DS does a similar amount of waking at night at the moment - I've been awake since 5am today, and lots of wakings during the night. DH has a high stress, long hours job. I don't expect him to deal with night wakings after 10-11pm.

However DH is generally supportive in other ways (he put bottles in steriliser and made me a cup of tea before he left for work), and knows better than to offer unhelpful 'advice'.

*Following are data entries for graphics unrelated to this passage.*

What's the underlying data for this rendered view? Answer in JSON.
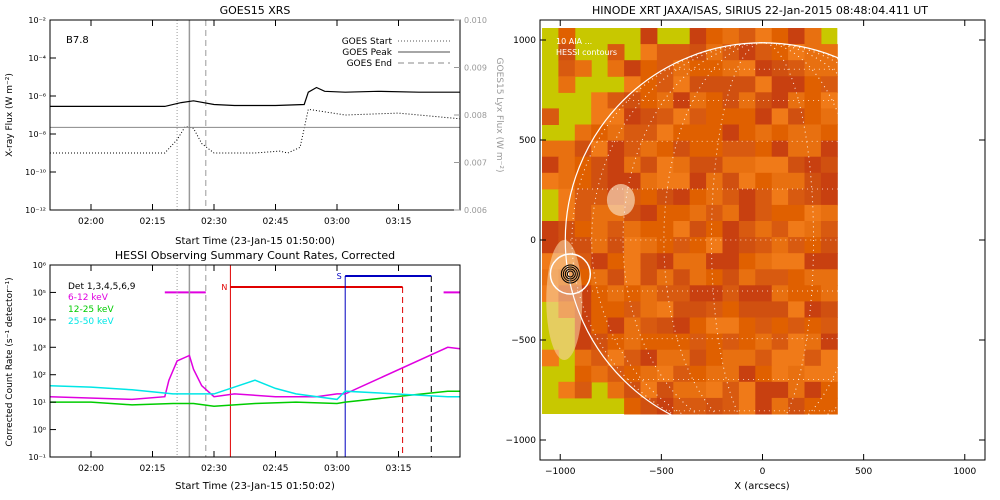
{
  "chart_data": [
    {
      "type": "line",
      "title": "GOES15 XRS",
      "flare_class": "B7.8",
      "xlabel": "Start Time (23-Jan-15 01:50:00)",
      "ylabel": "X-ray Flux (W m⁻²)",
      "ylabel_right": "GOES15 Lyx Flux (W m⁻²)",
      "x_ticks": [
        "02:00",
        "02:15",
        "02:30",
        "02:45",
        "03:00",
        "03:15"
      ],
      "x_tick_minutes": [
        10,
        25,
        40,
        55,
        70,
        85
      ],
      "xlim_minutes": [
        0,
        100
      ],
      "ylog_lim": [
        -12,
        -2
      ],
      "y_ticks": [
        "10⁻¹²",
        "10⁻¹⁰",
        "10⁻⁸",
        "10⁻⁶",
        "10⁻⁴",
        "10⁻²"
      ],
      "y_tick_exp": [
        -12,
        -10,
        -8,
        -6,
        -4,
        -2
      ],
      "y2_ticks": [
        "0.006",
        "0.007",
        "0.008",
        "0.009",
        "0.010"
      ],
      "legend": {
        "start": "GOES Start",
        "peak": "GOES Peak",
        "end": "GOES End"
      },
      "event_minutes": {
        "start": 31,
        "peak": 34,
        "end": 38
      },
      "series": [
        {
          "name": "long",
          "log_flux": [
            [
              0,
              -6.55
            ],
            [
              15,
              -6.55
            ],
            [
              28,
              -6.55
            ],
            [
              32,
              -6.35
            ],
            [
              35,
              -6.25
            ],
            [
              40,
              -6.45
            ],
            [
              45,
              -6.5
            ],
            [
              55,
              -6.5
            ],
            [
              62,
              -6.45
            ],
            [
              63,
              -5.8
            ],
            [
              65,
              -5.55
            ],
            [
              67,
              -5.75
            ],
            [
              72,
              -5.8
            ],
            [
              80,
              -5.75
            ],
            [
              90,
              -5.8
            ],
            [
              100,
              -5.8
            ]
          ]
        },
        {
          "name": "short",
          "log_flux": [
            [
              0,
              -9.0
            ],
            [
              28,
              -9.0
            ],
            [
              31,
              -8.3
            ],
            [
              33,
              -7.6
            ],
            [
              35,
              -7.7
            ],
            [
              37,
              -8.5
            ],
            [
              40,
              -9.0
            ],
            [
              50,
              -9.0
            ],
            [
              56,
              -8.9
            ],
            [
              58,
              -9.0
            ],
            [
              61,
              -8.7
            ],
            [
              63,
              -6.7
            ],
            [
              66,
              -6.8
            ],
            [
              72,
              -7.0
            ],
            [
              85,
              -6.9
            ],
            [
              100,
              -7.2
            ]
          ]
        },
        {
          "name": "lyx",
          "log_flux": [
            [
              0,
              -7.65
            ],
            [
              100,
              -7.65
            ]
          ]
        }
      ]
    },
    {
      "type": "line",
      "title": "HESSI Observing Summary Count Rates, Corrected",
      "xlabel": "Start Time (23-Jan-15 01:50:02)",
      "ylabel": "Corrected Count Rate (s⁻¹ detector⁻¹)",
      "x_ticks": [
        "02:00",
        "02:15",
        "02:30",
        "02:45",
        "03:00",
        "03:15"
      ],
      "x_tick_minutes": [
        10,
        25,
        40,
        55,
        70,
        85
      ],
      "xlim_minutes": [
        0,
        100
      ],
      "ylog_lim": [
        -1,
        6
      ],
      "y_ticks": [
        "10⁻¹",
        "10⁰",
        "10¹",
        "10²",
        "10³",
        "10⁴",
        "10⁵",
        "10⁶"
      ],
      "y_tick_exp": [
        -1,
        0,
        1,
        2,
        3,
        4,
        5,
        6
      ],
      "legend": [
        "Det 1,3,4,5,6,9",
        "6-12 keV",
        "12-25 keV",
        "25-50 keV"
      ],
      "colors": {
        "6-12 keV": "#e000e0",
        "12-25 keV": "#00cc00",
        "25-50 keV": "#00e6e6",
        "night": "#e00000",
        "saa": "#0000c0"
      },
      "flags": {
        "night_label": "N",
        "saa_label": "S"
      },
      "series": [
        {
          "name": "6-12 keV",
          "log_counts": [
            [
              0,
              1.2
            ],
            [
              20,
              1.1
            ],
            [
              28,
              1.2
            ],
            [
              29,
              1.8
            ],
            [
              31,
              2.5
            ],
            [
              34,
              2.7
            ],
            [
              35,
              2.2
            ],
            [
              37,
              1.6
            ],
            [
              40,
              1.2
            ],
            [
              45,
              1.3
            ],
            [
              55,
              1.2
            ],
            [
              65,
              1.2
            ],
            [
              70,
              1.3
            ],
            [
              72,
              1.3
            ],
            [
              97,
              3.0
            ],
            [
              100,
              2.95
            ]
          ]
        },
        {
          "name": "12-25 keV",
          "log_counts": [
            [
              0,
              1.0
            ],
            [
              10,
              1.0
            ],
            [
              20,
              0.9
            ],
            [
              30,
              0.95
            ],
            [
              35,
              0.95
            ],
            [
              40,
              0.85
            ],
            [
              50,
              0.95
            ],
            [
              60,
              1.0
            ],
            [
              70,
              0.95
            ],
            [
              72,
              1.0
            ],
            [
              97,
              1.4
            ],
            [
              100,
              1.4
            ]
          ]
        },
        {
          "name": "25-50 keV",
          "log_counts": [
            [
              0,
              1.6
            ],
            [
              10,
              1.55
            ],
            [
              20,
              1.45
            ],
            [
              30,
              1.3
            ],
            [
              40,
              1.3
            ],
            [
              45,
              1.55
            ],
            [
              50,
              1.8
            ],
            [
              55,
              1.5
            ],
            [
              60,
              1.3
            ],
            [
              70,
              1.1
            ],
            [
              72,
              1.4
            ],
            [
              97,
              1.2
            ],
            [
              100,
              1.2
            ]
          ]
        }
      ],
      "event_minutes": {
        "start": 31,
        "peak": 34,
        "end": 38
      },
      "night_minutes": [
        44,
        86
      ],
      "saa_minutes": [
        72,
        93
      ]
    },
    {
      "type": "heatmap",
      "title": "HINODE XRT JAXA/ISAS, SIRIUS 22-Jan-2015 08:48:04.411 UT",
      "xlabel": "X (arcsecs)",
      "ylabel": "",
      "xlim": [
        -1100,
        1100
      ],
      "ylim": [
        -1100,
        1100
      ],
      "x_ticks": [
        "−1000",
        "−500",
        "0",
        "500",
        "1000"
      ],
      "x_tick_values": [
        -1000,
        -500,
        0,
        500,
        1000
      ],
      "y_ticks": [
        "−1000",
        "−500",
        "0",
        "500",
        "1000"
      ],
      "y_tick_values": [
        -1000,
        -500,
        0,
        500,
        1000
      ],
      "legend": [
        "10 AIA ... ",
        "HESSI contours"
      ],
      "solar_radius_arcsec": 975,
      "image_extent": [
        -1090,
        370,
        -870,
        1060
      ],
      "source_center": [
        -950,
        -170
      ]
    }
  ]
}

I'd rather be tired and at home with DS than away from him in a stressful job, so I think I have the better side of the bargain TBH

PumpkinSizedMammaries · 22/10/2014 07:48

My hsuband works and has done a good share of getting up with DD for 8 years. It won't kill him. But not sleeping ever will harm you. He needs to step up.

LadyLuck10 · 22/10/2014 07:49

Why did you have a child with him then Confused. Sorry but he couldn't have woken up one day as a selfish person, you must have seen this before.